Dans sa vie d'affaires, au milieu des notes diplomatiques, des correspondances, des conseils, des mille occupations de sa pensée et de sa main, la Reine trouve des loisirs et des répits pour se rapprocher de madame de Lamballe, pour l'entretenir de sa tendre amitié et lui confier l'état de son âme et la mesure de ses craintes.

«_Le Roi vient de m'envoyer cette lettre, mon cher cœur, pour que je la continue; sa santé est très bien rétablie, grâce à sa forte constitution. Le calme avec lequel il prend les choses a quelque chose de providentiel, et la bonne Élisabeth est touchée de cela comme d'une inspiration qui vient d'en haut. Le dérangement qu'il vient d'éprouver a à peine été connu du public. Vous avez su sans doute l'étrange avanture qui s'est passée à la comédie le mois dernier, le tapage et les applaudissements à mon apparution avec mes enfants: on a battu ceux qui vouloient faire du train et contrarier l'enthousiasme du moment; mais les méchants ont bien vite le moyen de prendre leur revanche; on peut voir cependant par-là ce que seroit le bon peuple et le bon bourgeois, s'il étoit laissé à lui-même; mais tout cet enthousiasme n'est qu'une lueur, qu'un cri de la conscience que la faiblesse vient bien vite étouffer; on auroit pu espérer d'abord que le temps raméneroit les esprits, mais je ne rencontre que de bonnes intentions; mais pas un courage pour aller plus loin que l'intention et les projets. Je ne me fais donc aucune illusion, ma chère Lamballe, et j'attens tout de Dieu. Croyez à ma tendre amitié, et, si vous voulez me donner une preuve de la vôtre, mon cher cœur, soignez votre santé et ne revenez pas que vous ne soyez pas bien parfaitement rétablie.
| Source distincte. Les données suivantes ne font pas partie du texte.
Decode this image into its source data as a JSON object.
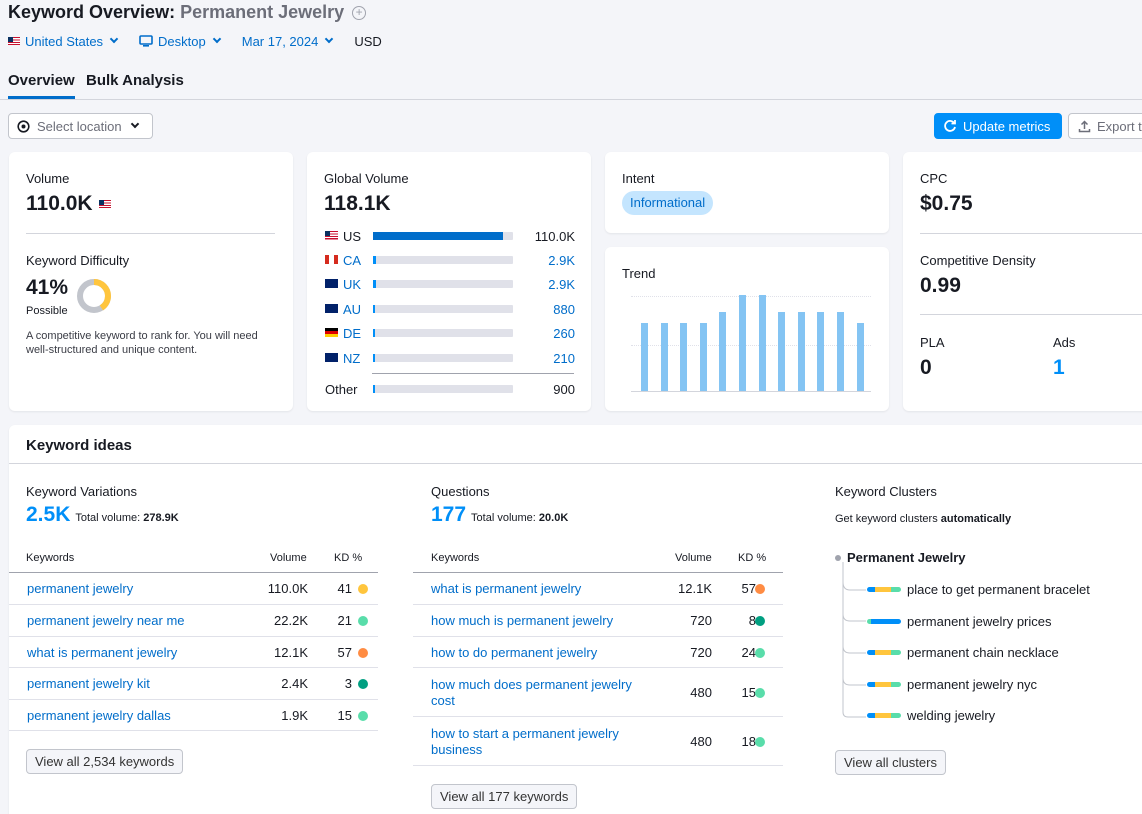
{
  "header": {
    "title_prefix": "Keyword Overview:",
    "keyword": "Permanent Jewelry",
    "filters": {
      "country": "United States",
      "device": "Desktop",
      "date": "Mar 17, 2024",
      "currency": "USD"
    }
  },
  "tabs": [
    "Overview",
    "Bulk Analysis"
  ],
  "toolbar": {
    "location_placeholder": "Select location",
    "update_label": "Update metrics",
    "export_label": "Export t"
  },
  "volume": {
    "label": "Volume",
    "value": "110.0K"
  },
  "difficulty": {
    "label": "Keyword Difficulty",
    "value": "41%",
    "rating": "Possible",
    "percent": 41,
    "description": "A competitive keyword to rank for. You will need well-structured and unique content."
  },
  "global_volume": {
    "label": "Global Volume",
    "value": "118.1K",
    "countries": [
      {
        "code": "US",
        "value": "110.0K",
        "share": 0.93
      },
      {
        "code": "CA",
        "value": "2.9K",
        "share": 0.02
      },
      {
        "code": "UK",
        "value": "2.9K",
        "share": 0.02
      },
      {
        "code": "AU",
        "value": "880",
        "share": 0.01
      },
      {
        "code": "DE",
        "value": "260",
        "share": 0.01
      },
      {
        "code": "NZ",
        "value": "210",
        "share": 0.01
      }
    ],
    "other": {
      "label": "Other",
      "value": "900",
      "share": 0.01
    }
  },
  "intent": {
    "label": "Intent",
    "badge": "Informational"
  },
  "trend": {
    "label": "Trend",
    "values": [
      0.71,
      0.71,
      0.71,
      0.71,
      0.82,
      1.0,
      1.0,
      0.82,
      0.82,
      0.82,
      0.82,
      0.71
    ]
  },
  "cpc": {
    "label": "CPC",
    "value": "$0.75"
  },
  "competitive_density": {
    "label": "Competitive Density",
    "value": "0.99"
  },
  "pla": {
    "label": "PLA",
    "value": "0"
  },
  "ads": {
    "label": "Ads",
    "value": "1"
  },
  "keyword_ideas": {
    "title": "Keyword ideas",
    "variations": {
      "label": "Keyword Variations",
      "count": "2.5K",
      "total_label": "Total volume:",
      "total_value": "278.9K",
      "headers": [
        "Keywords",
        "Volume",
        "KD %"
      ],
      "rows": [
        {
          "kw": "permanent jewelry",
          "vol": "110.0K",
          "kd": "41",
          "color": "#ffc53d"
        },
        {
          "kw": "permanent jewelry near me",
          "vol": "22.2K",
          "kd": "21",
          "color": "#59ddaa"
        },
        {
          "kw": "what is permanent jewelry",
          "vol": "12.1K",
          "kd": "57",
          "color": "#ff8c43"
        },
        {
          "kw": "permanent jewelry kit",
          "vol": "2.4K",
          "kd": "3",
          "color": "#009f81"
        },
        {
          "kw": "permanent jewelry dallas",
          "vol": "1.9K",
          "kd": "15",
          "color": "#59ddaa"
        }
      ],
      "view_all": "View all 2,534 keywords"
    },
    "questions": {
      "label": "Questions",
      "count": "177",
      "total_label": "Total volume:",
      "total_value": "20.0K",
      "headers": [
        "Keywords",
        "Volume",
        "KD %"
      ],
      "rows": [
        {
          "kw": "what is permanent jewelry",
          "vol": "12.1K",
          "kd": "57",
          "color": "#ff8c43"
        },
        {
          "kw": "how much is permanent jewelry",
          "vol": "720",
          "kd": "8",
          "color": "#009f81"
        },
        {
          "kw": "how to do permanent jewelry",
          "vol": "720",
          "kd": "24",
          "color": "#59ddaa"
        },
        {
          "kw": "how much does permanent jewelry cost",
          "vol": "480",
          "kd": "15",
          "color": "#59ddaa"
        },
        {
          "kw": "how to start a permanent jewelry business",
          "vol": "480",
          "kd": "18",
          "color": "#59ddaa"
        }
      ],
      "view_all": "View all 177 keywords"
    },
    "clusters": {
      "label": "Keyword Clusters",
      "subtitle_prefix": "Get keyword clusters",
      "subtitle_bold": "automatically",
      "root": "Permanent Jewelry",
      "items": [
        "place to get permanent bracelet",
        "permanent jewelry prices",
        "permanent chain necklace",
        "permanent jewelry nyc",
        "welding jewelry"
      ],
      "view_all": "View all clusters"
    }
  }
}
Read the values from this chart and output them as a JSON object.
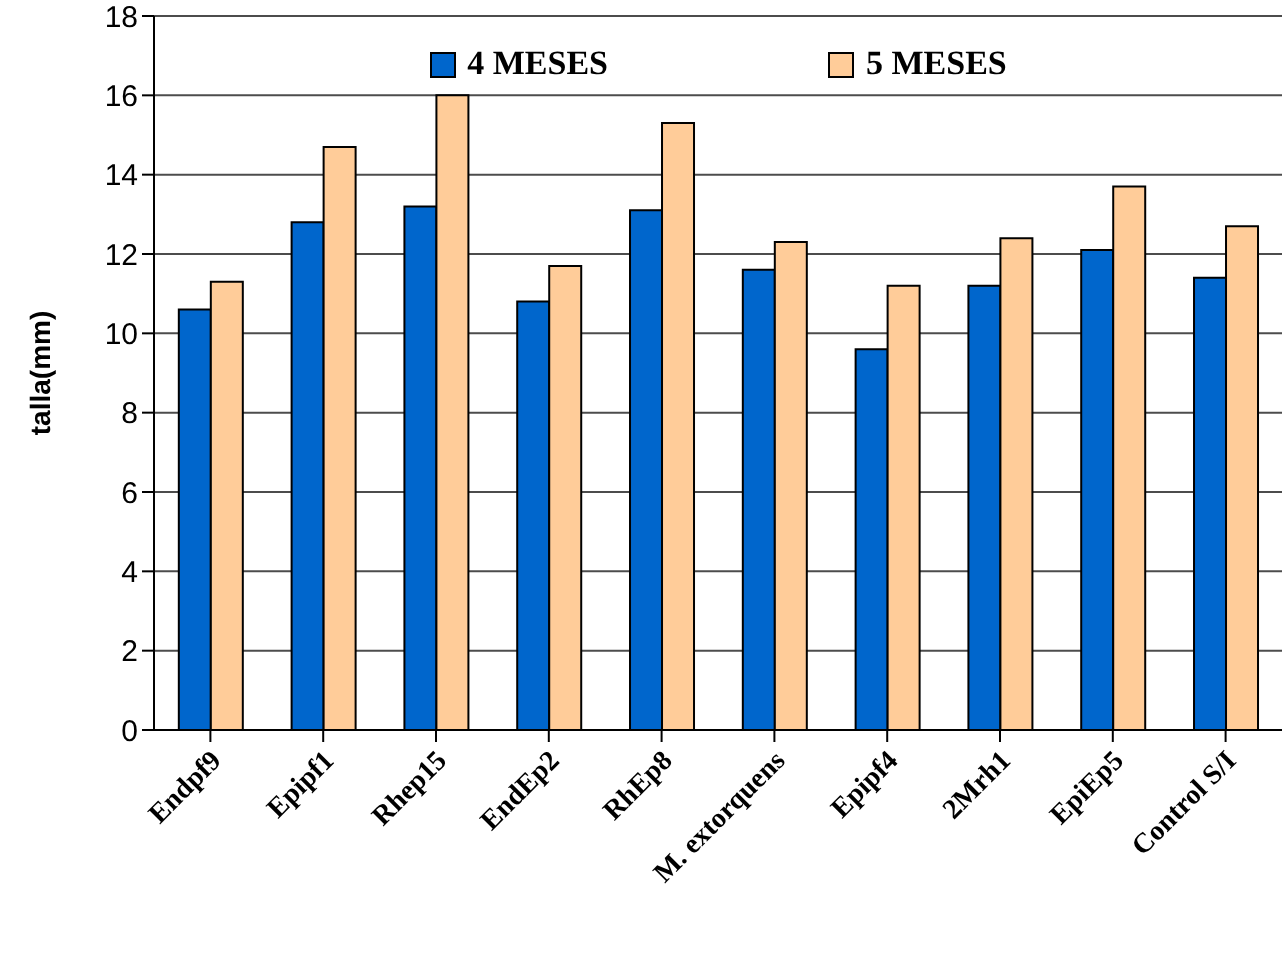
{
  "chart_data": {
    "type": "bar",
    "ylabel": "talla(mm)",
    "categories": [
      "Endpf9",
      "Epipf1",
      "Rhep15",
      "EndEp2",
      "RhEp8",
      "M. extorquens",
      "Epipf4",
      "2Mrh1",
      "EpiEp5",
      "Control S/I"
    ],
    "series": [
      {
        "name": "4 MESES",
        "color": "#0066cc",
        "values": [
          10.6,
          12.8,
          13.2,
          10.8,
          13.1,
          11.6,
          9.6,
          11.2,
          12.1,
          11.4
        ]
      },
      {
        "name": "5 MESES",
        "color": "#ffcc99",
        "values": [
          11.3,
          14.7,
          16.0,
          11.7,
          15.3,
          12.3,
          11.2,
          12.4,
          13.7,
          12.7
        ]
      }
    ],
    "ylim": [
      0,
      18
    ],
    "yticks": [
      0,
      2,
      4,
      6,
      8,
      10,
      12,
      14,
      16,
      18
    ],
    "grid": "y",
    "legend": "top"
  }
}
«Adieu, je vous embrasse_.

«MARIE-ANTOINETTE.»

«Jamais, Madame, vous ne trouverez une amie plus vraie et plus tendre que

«ÉLISABETH-MARIE[432].»

Aux approches de la Constitution, la Reine, effrayée de l'agitation des esprits, rappelle auprès d'elle cette amitié qui lui manque, et dont elle a besoin:

«Ma chère Lamballe, vous ne sauriez vous faire une idée de l'état de l'esprit où je me trouve depuis votre départ. La première base de la vie est la tranquillité; il m'est bien pénible de la chercher en vain. Depuis quelques jours que la Constitution remue le peuple, on ne sait à qui entendre; autour de nous il se passe des choses pénibles… Nous avons cependant fait quelque bien. Ah! si le bon peuple le savoit! Revenez, mon cher cœur, j'ai besoin de votre amitié. Élisabeth entre et demande a ajouter un mot; adieu, adieu, je vous embrasse de toute mon âme.

«MARIE-ANTOINETTE[433].»

«La Reine veut bien me permettre de vous dire combien je vous aime. Elle ne vous attend pas avec plus d'affection que moi.